The CIC likely has similar exposure to a cross-section of European equities, and further equity holdings in Asia. It has probably increased exposure to Latin America directly, as well as purchasing stakes in Vale traded in the U.S. This might bring CIC’s equity allocation to about US$25-30 billion or about 30% of the international portfolio. This allocation is consistent with the original asset allocation plans touted in 2008 as well as roughly similar to that of other sovereign wealth funds. Given CIC’s desire to make high returns to offset the costs its parent incurred in its recapitalization process, an equity and alternatives heavy portfolio is to be expected.

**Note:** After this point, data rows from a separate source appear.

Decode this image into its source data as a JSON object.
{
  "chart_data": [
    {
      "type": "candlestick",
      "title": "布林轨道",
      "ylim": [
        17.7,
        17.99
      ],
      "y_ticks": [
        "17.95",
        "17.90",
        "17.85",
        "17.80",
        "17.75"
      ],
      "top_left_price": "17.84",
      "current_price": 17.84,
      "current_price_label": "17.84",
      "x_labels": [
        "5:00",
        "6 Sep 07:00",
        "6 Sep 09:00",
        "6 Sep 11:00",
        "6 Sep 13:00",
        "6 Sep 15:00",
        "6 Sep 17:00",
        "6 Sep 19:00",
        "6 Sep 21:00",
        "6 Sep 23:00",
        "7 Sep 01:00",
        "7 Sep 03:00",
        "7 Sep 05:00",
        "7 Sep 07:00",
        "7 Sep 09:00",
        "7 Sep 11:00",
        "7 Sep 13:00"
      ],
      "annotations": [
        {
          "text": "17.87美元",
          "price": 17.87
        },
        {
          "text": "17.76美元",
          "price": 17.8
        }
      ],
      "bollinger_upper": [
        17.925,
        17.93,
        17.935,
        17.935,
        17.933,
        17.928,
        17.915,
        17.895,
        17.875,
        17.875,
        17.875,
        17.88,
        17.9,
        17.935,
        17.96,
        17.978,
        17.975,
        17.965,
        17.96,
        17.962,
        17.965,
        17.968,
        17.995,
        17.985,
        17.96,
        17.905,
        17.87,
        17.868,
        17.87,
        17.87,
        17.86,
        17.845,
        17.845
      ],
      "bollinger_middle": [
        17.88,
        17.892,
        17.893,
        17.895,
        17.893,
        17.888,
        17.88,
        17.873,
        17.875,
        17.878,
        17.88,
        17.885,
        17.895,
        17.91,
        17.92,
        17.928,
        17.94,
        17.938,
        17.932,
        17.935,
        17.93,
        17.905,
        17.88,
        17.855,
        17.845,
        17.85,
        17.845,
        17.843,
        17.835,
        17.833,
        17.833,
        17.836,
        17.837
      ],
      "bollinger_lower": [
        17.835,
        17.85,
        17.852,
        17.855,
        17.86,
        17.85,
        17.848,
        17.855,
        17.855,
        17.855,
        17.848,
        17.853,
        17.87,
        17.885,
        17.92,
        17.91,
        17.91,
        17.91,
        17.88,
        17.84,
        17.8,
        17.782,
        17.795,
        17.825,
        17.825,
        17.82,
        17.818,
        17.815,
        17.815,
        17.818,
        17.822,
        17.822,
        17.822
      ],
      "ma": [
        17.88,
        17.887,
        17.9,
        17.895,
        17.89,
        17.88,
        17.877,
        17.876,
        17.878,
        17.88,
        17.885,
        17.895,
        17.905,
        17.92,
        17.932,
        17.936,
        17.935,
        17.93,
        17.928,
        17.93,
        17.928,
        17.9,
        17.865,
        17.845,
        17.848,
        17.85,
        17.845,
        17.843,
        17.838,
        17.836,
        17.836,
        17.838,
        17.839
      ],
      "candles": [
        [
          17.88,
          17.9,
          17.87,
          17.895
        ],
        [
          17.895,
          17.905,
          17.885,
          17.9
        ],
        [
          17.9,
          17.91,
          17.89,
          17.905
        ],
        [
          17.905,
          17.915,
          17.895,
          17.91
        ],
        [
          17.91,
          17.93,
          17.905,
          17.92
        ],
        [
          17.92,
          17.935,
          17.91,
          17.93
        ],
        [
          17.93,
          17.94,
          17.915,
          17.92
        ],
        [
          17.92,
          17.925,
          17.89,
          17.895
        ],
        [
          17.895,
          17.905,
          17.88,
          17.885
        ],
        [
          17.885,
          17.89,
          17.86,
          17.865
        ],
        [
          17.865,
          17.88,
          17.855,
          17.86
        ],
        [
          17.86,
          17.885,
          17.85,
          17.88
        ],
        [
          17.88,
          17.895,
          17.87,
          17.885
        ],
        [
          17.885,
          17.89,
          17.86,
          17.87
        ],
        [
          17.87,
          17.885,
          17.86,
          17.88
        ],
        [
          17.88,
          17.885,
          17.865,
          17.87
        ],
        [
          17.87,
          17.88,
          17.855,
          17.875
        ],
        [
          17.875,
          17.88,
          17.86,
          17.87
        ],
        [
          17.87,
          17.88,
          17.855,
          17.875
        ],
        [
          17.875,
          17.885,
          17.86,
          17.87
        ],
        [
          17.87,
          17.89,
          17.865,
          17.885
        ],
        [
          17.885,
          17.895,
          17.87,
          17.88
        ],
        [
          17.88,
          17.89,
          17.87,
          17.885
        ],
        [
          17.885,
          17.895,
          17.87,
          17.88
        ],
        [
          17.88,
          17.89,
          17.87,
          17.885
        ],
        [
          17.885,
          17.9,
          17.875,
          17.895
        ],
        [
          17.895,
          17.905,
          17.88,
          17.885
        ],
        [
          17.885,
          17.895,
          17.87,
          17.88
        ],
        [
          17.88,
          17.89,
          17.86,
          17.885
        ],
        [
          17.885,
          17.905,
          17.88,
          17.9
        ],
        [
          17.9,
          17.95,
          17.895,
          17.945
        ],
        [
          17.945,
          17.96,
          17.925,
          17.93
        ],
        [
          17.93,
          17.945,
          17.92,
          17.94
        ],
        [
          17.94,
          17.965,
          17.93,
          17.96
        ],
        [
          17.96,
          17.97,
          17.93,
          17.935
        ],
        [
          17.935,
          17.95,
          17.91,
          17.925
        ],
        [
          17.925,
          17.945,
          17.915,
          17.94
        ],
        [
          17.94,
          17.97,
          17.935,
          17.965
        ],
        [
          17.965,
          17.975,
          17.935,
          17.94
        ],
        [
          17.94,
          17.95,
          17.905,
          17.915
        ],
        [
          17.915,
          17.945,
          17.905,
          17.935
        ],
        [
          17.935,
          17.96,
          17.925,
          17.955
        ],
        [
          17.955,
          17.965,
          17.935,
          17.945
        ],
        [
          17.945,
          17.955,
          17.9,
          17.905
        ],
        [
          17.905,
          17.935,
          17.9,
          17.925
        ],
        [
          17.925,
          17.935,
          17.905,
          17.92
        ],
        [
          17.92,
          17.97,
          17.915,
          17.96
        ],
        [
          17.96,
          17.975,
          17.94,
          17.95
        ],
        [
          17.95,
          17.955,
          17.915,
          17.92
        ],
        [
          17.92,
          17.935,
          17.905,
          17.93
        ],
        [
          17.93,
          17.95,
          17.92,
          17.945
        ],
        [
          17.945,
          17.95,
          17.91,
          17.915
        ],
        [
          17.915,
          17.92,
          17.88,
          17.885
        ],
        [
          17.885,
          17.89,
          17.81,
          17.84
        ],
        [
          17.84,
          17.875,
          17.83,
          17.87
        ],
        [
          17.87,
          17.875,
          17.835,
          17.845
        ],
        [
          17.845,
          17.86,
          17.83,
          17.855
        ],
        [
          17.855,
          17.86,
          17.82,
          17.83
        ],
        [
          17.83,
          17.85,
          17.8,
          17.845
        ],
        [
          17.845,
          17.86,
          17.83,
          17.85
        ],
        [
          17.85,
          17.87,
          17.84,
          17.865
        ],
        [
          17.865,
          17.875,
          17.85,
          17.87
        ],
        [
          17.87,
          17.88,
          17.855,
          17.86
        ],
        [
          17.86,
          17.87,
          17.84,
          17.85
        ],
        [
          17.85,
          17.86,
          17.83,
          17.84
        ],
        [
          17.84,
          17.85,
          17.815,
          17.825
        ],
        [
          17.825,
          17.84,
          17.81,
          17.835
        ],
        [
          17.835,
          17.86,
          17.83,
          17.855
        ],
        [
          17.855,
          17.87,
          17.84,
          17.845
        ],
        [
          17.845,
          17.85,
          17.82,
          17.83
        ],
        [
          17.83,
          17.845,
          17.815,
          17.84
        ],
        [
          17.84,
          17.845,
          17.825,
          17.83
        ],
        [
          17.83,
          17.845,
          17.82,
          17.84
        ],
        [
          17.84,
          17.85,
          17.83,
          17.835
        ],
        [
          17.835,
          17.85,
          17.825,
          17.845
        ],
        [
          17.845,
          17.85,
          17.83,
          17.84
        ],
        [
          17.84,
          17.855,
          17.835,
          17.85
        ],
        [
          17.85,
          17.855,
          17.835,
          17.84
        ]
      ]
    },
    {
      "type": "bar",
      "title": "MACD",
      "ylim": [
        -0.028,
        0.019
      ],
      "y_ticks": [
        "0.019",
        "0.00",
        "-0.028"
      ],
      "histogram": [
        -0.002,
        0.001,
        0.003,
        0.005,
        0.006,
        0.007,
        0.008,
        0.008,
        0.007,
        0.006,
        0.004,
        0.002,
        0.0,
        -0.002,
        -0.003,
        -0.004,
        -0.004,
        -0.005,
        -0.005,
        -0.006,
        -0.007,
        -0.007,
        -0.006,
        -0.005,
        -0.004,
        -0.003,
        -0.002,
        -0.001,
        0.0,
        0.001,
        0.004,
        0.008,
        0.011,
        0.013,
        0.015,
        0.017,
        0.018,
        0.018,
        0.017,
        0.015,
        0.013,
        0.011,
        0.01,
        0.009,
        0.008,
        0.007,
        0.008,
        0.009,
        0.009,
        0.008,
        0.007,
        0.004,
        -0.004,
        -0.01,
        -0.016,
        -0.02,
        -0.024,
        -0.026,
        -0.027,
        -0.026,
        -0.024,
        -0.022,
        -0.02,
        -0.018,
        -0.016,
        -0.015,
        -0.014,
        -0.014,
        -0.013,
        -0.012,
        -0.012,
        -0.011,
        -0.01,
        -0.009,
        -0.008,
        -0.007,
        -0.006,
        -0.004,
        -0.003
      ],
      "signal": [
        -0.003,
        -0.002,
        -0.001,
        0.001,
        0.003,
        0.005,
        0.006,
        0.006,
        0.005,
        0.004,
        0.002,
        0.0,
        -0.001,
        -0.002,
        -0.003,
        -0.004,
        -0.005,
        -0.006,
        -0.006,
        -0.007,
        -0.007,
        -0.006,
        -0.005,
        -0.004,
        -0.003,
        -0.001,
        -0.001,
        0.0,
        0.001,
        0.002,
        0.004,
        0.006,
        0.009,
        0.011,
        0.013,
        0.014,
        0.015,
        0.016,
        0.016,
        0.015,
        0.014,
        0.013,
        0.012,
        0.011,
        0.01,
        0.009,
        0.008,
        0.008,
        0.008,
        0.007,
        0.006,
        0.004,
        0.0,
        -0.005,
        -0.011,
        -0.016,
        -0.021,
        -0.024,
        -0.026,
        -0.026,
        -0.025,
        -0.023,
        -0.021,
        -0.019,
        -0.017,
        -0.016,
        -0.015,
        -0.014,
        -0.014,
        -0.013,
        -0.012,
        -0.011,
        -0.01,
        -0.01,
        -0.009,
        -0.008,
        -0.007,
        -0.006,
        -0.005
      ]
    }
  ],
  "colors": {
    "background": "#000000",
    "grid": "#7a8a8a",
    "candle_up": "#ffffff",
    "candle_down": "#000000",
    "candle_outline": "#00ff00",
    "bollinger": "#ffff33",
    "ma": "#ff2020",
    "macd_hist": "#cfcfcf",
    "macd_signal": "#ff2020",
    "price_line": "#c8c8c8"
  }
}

3) The CIC is heavily exposed to resources, especially metals and mining, consistent with the sector’s weight within China’s foreign assets. The share of gold alone is particularly noticeable. The CIC not only has stakes in gold producers like Anglogold Ashanti but also in the SPDR gold fund. The exposure U.S. traded energy equities is somewhat smaller. The CIC does of course have stakes in some foreign energy companies, but the bulk of China’s 2010 energy purchases were made by the China Development Bank which extended loans to several cash-strapped energy companies and countries.
Within energy, clean tech is a focus. Chinese investment in the sector domestically and internationally is on the rise, befitting a country that has become a major assembler of clean tech components. More investment and some partnerships (for example with HK based Poly energy) suggest the CIC is providing R&D capital for these key sectors. Such partnerships seem reminiscent of some of Mubadala’s deals.
4) The CIC is still very exposed to U.S. financials. Large stakes in Morgan Stanley and Blackrock account for over US$2 billion combined (end 2009 valuations), but the CIC also has stakes in several large U.S. institutions (Bank of America, Wells Fargo), U.S. community banks and insurance companies.
Other sectors of interest include health (both pharmaceutical companies and insurance) and other industrial holdings. Despite stakes in some U.S. railroads, interest in transportation related companies and media, telecom and technology is more muted.